As Al Gore prepares to deliver congressional testimony on global warming on Wednesday, media bias on the subject is spiraling out of control. Sports Illustrated (SI), a magazine devoted to sports and girls in swimsuits, has weighed in with a cover story suggesting that global warming could result in sports arenas, stadiums, and ballparks being flooded. The magazine even goes so far as to show Florida Marlins’ pitcher Dontrelle Willis on the cover in a stadium with water up to his knees.
But SI’s March 12, 2007 cover story, Going, Going Green, was also accompanied by some bizarre comments praising communist China for dealing with the perceived problem. Could the publication be trying to butter up communist authorities in charge of granting access to next year’s Olympic Games in Beijing?
The cover story of the Time Warner publication was written by Alexander Wolff, whose previous expertise consisted of covering basketball games. Global warming is “changing the way we play and the sports we watch,” he intoned, trying to con sports fans into accepting the Al Gore view of the world.
Wolff’s expert, who is quoted as saying it is “crunch time” for humanity to take action, is radical environmentalist Bill McKibben, who wrote The End of Nature and Deep Economy. Curiously, McKibben has emerged as an apologist for China’s exploitation of nature for its own economic advancement.
For example, in a 2006 column in the Washington Post, McKibben insisted that China was pursuing industrial progress not for military purposes but to “pull people out of poverty.” He contrasted the Chinese path of economic development for the masses to what’s happening in America, where he complained about people driving Lincoln Navigators.

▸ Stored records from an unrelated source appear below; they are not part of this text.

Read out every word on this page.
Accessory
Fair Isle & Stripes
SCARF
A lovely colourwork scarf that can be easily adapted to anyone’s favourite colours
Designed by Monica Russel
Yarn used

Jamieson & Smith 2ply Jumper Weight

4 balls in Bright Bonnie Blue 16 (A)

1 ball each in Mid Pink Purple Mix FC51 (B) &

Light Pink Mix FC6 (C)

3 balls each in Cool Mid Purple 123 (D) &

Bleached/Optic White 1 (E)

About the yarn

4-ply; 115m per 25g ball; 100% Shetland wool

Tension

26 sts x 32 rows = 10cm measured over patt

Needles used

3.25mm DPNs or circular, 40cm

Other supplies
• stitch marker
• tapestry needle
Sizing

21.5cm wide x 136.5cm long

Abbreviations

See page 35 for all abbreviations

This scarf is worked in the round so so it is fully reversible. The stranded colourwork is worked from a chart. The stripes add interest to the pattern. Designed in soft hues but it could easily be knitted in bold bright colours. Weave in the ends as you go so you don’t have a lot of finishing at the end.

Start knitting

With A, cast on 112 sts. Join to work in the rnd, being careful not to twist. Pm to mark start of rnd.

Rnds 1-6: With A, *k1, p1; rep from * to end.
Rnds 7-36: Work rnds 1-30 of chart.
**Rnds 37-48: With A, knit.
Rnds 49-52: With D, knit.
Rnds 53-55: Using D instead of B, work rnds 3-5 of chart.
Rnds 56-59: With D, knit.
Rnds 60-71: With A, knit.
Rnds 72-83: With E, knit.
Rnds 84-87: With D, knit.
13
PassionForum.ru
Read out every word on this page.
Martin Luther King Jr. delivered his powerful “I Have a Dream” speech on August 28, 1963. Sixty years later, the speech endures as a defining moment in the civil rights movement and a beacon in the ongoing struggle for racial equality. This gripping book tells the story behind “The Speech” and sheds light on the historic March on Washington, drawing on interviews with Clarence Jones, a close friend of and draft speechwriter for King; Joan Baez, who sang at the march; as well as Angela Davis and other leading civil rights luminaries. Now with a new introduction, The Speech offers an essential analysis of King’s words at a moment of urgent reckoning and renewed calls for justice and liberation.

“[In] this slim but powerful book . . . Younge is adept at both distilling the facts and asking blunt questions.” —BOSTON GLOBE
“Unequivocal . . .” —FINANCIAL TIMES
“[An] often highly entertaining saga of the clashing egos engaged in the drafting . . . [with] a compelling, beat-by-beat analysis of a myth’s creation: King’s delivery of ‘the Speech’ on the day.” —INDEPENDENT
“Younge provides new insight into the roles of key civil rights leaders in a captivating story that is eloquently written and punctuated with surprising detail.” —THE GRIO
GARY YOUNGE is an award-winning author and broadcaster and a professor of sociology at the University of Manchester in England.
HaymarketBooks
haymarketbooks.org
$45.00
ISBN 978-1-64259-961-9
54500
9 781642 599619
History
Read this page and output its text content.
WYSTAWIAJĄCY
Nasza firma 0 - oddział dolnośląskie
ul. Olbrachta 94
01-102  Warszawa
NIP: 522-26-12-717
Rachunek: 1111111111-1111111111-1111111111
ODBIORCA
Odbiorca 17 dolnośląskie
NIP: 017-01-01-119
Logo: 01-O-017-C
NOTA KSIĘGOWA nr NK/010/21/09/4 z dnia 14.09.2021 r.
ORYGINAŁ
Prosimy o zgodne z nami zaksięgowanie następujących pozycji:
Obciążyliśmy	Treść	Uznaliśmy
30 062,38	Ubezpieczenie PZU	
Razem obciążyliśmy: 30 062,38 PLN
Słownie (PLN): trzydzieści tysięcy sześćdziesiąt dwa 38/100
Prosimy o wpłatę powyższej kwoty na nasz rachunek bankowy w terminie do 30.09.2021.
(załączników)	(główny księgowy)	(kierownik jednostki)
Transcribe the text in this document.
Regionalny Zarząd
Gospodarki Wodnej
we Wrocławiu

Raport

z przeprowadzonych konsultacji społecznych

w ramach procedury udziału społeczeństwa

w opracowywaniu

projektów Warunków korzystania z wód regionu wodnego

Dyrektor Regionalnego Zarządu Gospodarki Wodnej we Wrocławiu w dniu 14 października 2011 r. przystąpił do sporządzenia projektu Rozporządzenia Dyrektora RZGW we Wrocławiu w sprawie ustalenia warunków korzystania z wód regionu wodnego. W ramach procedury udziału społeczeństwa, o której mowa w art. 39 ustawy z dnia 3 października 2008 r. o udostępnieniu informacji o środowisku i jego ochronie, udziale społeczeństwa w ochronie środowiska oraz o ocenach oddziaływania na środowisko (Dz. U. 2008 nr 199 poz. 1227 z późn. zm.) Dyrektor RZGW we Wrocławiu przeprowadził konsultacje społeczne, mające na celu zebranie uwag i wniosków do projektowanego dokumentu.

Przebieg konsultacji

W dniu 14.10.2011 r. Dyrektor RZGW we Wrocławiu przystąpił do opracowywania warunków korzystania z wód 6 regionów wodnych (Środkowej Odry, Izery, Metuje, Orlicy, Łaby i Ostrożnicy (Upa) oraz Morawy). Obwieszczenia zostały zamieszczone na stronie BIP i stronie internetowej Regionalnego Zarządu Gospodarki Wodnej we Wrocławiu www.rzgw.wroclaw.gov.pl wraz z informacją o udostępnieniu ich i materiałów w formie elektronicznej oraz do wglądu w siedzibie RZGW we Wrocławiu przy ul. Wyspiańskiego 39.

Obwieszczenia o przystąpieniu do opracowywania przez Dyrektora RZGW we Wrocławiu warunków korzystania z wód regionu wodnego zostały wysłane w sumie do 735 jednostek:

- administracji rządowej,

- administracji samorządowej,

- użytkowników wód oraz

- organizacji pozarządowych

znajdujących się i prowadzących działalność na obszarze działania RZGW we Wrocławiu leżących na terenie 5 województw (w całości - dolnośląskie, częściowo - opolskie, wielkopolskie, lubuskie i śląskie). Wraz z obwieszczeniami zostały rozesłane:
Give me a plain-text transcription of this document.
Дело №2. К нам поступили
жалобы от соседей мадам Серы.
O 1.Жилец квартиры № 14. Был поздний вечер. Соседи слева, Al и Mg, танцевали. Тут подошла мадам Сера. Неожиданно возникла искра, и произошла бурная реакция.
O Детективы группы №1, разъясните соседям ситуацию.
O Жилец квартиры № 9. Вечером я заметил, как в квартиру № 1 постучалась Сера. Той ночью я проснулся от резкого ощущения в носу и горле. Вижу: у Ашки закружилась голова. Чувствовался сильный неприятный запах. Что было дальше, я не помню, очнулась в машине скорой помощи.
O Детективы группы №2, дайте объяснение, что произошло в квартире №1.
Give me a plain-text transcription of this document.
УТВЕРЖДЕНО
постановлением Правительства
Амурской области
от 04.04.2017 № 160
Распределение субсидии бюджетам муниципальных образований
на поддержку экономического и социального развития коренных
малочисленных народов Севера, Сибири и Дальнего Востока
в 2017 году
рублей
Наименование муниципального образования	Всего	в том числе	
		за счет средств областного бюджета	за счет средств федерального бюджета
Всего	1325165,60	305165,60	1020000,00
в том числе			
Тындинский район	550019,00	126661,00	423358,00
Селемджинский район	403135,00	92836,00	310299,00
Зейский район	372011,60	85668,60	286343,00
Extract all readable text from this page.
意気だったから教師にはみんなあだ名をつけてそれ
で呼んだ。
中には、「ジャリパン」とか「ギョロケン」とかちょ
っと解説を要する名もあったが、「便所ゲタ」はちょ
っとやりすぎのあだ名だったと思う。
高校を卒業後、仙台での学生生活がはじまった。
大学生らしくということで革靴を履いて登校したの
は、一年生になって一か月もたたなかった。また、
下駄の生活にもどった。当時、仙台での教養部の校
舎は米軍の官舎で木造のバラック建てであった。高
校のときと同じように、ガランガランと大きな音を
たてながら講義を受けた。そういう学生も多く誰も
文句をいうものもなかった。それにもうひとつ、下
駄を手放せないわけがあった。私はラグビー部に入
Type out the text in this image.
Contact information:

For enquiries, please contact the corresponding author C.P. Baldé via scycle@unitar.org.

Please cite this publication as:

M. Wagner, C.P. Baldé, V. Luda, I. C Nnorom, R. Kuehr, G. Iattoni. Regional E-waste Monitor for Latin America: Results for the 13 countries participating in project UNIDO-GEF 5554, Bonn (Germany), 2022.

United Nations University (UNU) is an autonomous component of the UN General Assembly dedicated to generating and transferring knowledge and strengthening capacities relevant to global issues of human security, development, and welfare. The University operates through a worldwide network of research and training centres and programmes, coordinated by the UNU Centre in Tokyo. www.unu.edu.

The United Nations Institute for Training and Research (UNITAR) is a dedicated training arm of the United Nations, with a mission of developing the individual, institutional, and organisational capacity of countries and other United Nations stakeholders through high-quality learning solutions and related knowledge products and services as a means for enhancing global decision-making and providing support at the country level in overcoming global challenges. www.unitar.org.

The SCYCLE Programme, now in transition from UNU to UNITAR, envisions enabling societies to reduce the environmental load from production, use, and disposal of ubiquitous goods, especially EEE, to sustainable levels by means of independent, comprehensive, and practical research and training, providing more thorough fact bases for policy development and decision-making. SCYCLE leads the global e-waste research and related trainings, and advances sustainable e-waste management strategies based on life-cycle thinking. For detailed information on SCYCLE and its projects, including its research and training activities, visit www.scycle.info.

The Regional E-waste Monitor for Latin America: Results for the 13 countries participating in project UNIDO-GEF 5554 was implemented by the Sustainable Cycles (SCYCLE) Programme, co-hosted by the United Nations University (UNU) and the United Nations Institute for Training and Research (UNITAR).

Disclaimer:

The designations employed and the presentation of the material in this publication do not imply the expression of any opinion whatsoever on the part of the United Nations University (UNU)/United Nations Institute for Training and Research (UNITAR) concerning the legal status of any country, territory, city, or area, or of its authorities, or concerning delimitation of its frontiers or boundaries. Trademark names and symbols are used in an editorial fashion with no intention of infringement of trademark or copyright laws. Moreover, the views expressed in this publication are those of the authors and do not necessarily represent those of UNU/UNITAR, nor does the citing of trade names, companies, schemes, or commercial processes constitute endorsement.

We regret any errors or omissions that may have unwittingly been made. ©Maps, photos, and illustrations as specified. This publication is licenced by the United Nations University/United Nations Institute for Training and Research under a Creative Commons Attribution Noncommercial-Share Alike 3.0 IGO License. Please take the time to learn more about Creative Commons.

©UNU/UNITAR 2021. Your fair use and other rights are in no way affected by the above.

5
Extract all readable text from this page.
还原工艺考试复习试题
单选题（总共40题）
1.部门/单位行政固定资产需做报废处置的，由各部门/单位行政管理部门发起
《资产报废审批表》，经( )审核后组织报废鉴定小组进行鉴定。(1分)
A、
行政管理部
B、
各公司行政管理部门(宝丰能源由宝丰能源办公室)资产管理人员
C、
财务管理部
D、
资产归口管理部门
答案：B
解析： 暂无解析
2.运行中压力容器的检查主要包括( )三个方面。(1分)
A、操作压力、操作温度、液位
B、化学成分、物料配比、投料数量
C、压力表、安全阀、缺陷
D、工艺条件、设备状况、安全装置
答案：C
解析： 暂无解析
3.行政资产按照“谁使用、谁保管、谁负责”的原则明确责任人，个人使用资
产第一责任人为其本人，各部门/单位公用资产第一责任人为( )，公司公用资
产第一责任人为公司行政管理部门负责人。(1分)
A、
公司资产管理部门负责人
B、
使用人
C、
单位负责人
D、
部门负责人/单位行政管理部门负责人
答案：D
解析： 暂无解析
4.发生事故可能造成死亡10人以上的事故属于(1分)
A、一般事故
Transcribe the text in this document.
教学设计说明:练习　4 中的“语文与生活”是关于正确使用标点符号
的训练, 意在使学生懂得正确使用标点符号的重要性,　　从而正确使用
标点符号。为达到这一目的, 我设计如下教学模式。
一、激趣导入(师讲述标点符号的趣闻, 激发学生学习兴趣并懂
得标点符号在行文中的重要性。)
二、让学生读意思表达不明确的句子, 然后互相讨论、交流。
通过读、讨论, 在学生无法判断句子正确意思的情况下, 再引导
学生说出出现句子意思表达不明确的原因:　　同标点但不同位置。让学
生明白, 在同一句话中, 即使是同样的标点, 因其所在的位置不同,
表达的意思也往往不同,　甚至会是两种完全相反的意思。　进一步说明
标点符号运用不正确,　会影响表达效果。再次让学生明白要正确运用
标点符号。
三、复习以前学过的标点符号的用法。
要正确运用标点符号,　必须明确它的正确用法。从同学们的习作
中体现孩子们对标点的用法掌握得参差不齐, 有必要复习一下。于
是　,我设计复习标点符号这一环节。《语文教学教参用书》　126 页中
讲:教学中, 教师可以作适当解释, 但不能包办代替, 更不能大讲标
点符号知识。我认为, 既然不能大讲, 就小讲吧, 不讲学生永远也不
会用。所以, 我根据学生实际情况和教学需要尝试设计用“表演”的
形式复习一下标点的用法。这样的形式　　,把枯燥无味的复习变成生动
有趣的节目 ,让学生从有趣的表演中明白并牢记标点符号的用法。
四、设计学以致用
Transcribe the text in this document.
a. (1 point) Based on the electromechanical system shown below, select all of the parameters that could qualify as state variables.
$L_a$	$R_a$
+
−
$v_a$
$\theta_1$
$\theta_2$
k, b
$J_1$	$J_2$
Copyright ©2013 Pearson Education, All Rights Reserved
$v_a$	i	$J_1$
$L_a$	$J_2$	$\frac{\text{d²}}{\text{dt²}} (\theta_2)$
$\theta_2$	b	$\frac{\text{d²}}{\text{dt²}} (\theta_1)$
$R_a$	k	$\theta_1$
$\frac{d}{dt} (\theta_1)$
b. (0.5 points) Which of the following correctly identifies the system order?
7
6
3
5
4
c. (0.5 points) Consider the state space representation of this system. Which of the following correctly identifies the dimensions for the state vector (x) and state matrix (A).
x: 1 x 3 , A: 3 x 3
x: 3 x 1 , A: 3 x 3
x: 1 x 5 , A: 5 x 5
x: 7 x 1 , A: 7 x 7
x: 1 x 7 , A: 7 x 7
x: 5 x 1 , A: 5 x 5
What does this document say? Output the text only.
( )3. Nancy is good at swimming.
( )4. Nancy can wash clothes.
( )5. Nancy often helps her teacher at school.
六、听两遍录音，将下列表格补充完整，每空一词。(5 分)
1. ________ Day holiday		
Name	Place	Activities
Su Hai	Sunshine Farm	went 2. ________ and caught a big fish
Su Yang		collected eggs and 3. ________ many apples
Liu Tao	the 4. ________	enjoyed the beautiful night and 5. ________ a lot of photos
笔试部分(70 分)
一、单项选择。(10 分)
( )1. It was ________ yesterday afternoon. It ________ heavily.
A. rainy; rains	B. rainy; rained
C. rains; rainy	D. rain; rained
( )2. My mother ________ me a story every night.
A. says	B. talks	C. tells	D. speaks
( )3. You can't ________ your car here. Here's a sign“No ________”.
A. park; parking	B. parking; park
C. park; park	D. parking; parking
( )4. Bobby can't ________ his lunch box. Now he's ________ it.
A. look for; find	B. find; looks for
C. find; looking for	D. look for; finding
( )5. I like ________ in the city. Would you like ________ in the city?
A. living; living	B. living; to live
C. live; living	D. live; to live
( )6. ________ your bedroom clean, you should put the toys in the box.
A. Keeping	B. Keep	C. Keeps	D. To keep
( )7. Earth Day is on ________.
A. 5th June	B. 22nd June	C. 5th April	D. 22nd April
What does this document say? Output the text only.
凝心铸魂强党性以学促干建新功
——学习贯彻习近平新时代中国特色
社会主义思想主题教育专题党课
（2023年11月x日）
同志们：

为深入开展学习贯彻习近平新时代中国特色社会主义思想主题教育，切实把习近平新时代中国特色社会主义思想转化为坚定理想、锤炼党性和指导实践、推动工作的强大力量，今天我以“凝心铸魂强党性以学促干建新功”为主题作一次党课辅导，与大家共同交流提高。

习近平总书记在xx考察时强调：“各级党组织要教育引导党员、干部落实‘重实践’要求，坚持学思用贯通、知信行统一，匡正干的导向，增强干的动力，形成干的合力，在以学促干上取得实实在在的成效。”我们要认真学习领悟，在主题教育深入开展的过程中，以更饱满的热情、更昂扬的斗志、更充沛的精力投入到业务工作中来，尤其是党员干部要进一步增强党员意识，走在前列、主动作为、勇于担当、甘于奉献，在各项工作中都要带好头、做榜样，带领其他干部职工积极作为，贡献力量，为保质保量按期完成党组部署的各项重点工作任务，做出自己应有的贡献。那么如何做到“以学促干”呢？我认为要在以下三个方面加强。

He said that if we want to stop China from contributing to the production of greenhouse gasses blamed for global warming, we should transfer technology and raise taxes “to underwrite the cost of building windmills in China?”
McKibben has formed an activist group, stepitup07.org, for the purpose of staging rallies in the U.S. on April 14, 2007 to demand that the Congress enacts curbs on carbon emissions that would cut “global warming pollution” 80 percent by 2050. He has advocated a carbon tax which would significantly raise the price of gasoline for all Americans, both rich and poor.
McKibben’s influence at SI was evident in a pro-China piece, “China Cleans Up,” by David Epstein, who wrote that “As part of its bid to win the 2008 Summer Olympics, Beijing committed to a war on pollution. Progress has been made, but it is too early to declare victory.” Epstein continues: “In an effort to meet its stated goal of 245 ‘blue sky days’ in 2007, Beijing officials switched many businesses from coal power to natural gas and began moving factories that burn fossil fuels out of town.”
But this rosy scenario contradicts another statement by Epstein that “The most dramatic economic boom in history has not been easy on China’s environment?In 1990 there were only one million cars in China; now about three million routinely clog the streets of Beijing alone. Satellite images of the capital city, which has a population of 15 million, reveal some of the world’s highest levels of nitrogen dioxide-a toxic by-product of automobile exhaust and fossil-fuel-burning factories.”
The “China Cleans Up” slant flies in the face of what has been reported elsewhere. Fareed Zakaria’s February 19, 2007 article, Global Warming: Get Used to It, says that “Most studies predict that the world will double its consumption of energy by 2050. Since much of that growth in consumption will take place in China and India, it will involve the burning of fossil fuels. Between them, these two countries are currently building 650 coal-fired power plants. The combined CO2 emissions of these new plants is five times the total savings of the Kyoto accords?that is, if the Kyoto targets were being adhered to by Western countries, which they are not.”
The Kyoto accords, also known as the global warming treaty, do not apply to China or India because they are deemed to be developing countries that have not contributed to the perceived global warming problem. But, while the western world now looks for alternative energy sources, China is engaging in a rapid expansion of coal burning plants and other outdated, and potentially harmful technologies and energy sources.
Epstein’s admission?that Beijing’s mere three million cars have covered the city in nitrogen dioxide?is important as well. China’s automobiles are not regulated by the same emissions standards we have here in the U.S., and China’s automobiles are polluting the environment to a greater extent than here in the U.S., as the number of cars on China’s highways and dirt roads is increasing.
The March 19, 2007 issue of Time magazine in the Notebook section includes a chart showing that there are now 11.5 million private cars in China, nine per 1,000 people, vs. 136.4 million private cars in the U.S., or 450 per 1,000 people. China now has 11 times the number of cars it did just 17 years ago, and could add hundreds of millions more as the country continues to grow economically.
Yet SI’s “expert” laughably suggests the solution is to build windmills in China, paid for by American taxpayers. There is no explanation of how such a scheme would convince China to forgo its well-established path of industrial development and military expansion based on the burning of fossil fuels.
We hear enough alarmism about man-made global warming without sports writers offering their own misguided advice, opinions and “experts.”
Please, gentlemen, go back to doing what you do best: reporting on overpaid athletes who make more money in a few games than some teachers, firemen, and police officers make in a lifetime.